Using GenPipes for genomic analysis

This document describes the GenPipes execution environment and how to use various genomic analysis pipelines. It assumes you already have access to GenPipes through one of the available GenPipes Deployment Options.

Topics covered in this document includes information regarding what is available in a typical GenPipes deployment and how to access it. Besides that it covers details on required software and environment configurations, various kinds of inputs required to run genomic analysis such as command options, configuration details, readset file and design file. There are example runs highlighting how to issue the pipeline commands with requisite inputs and pipeline specific configurations.

GenPipes Executable

GenPipes framework can be used to perform various genomic analysis corresponding to the available pipelines. GenPipes is a command line tool. The underlying object-oriented framework is developed in Python. It simplifies the development of new features and its adaptation to new systems; new workflows can be created by implementing a Pipeline object that inherits features and steps from other existing Pipeline objects.

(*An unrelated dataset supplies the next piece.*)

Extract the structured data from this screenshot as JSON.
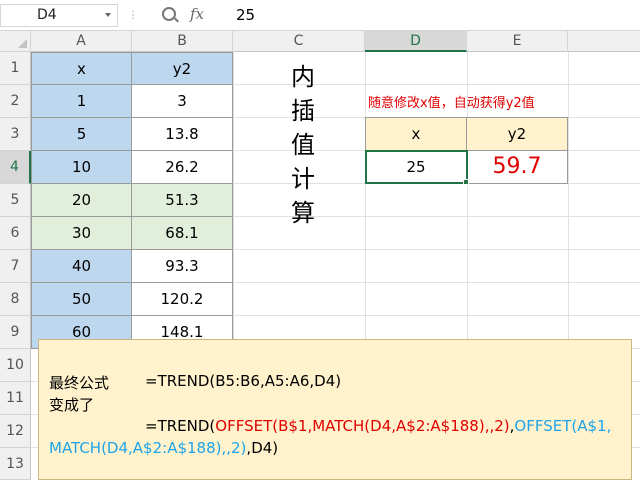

Similarly, deploying GenPipes on a new system may only require the development of the corresponding Scheduler object along with specific configuration files. GenPipes’ command execution details have been implemented using a shared library system, which allows the modification of tasks by simply adjusting input parameters. This simplifies code maintenance and makes changes in software versions consistent across all pipelines.

Running GenPipes

Pre-Requisites

Before running GenPipes, you may want to visit the checklist of pre-requisites for GenPipes.

Usage

Here is how you can launch GenPipes. Following is the generic command to run GenPipes:

<pipeline-name>.py -c config -r readset-file -s 1-n -g list-of-commands.txt
bash list-of-commands.txt

where <pipeline-name> refers to one of the available GenPipes Pipelines and step-range-number-1-n refers to the specific steps in the pipeline that need to be executed.

Terminology

In the context of GenPipes, you need to be familiar with the following terms. These constitute inputs and configuration required before you can launch the pipelines.

Launching GenPipes

To launch GenPipes, the following is needed:

  1. Name of the pipeline corresponding to one of the available GenPipes Pipelines.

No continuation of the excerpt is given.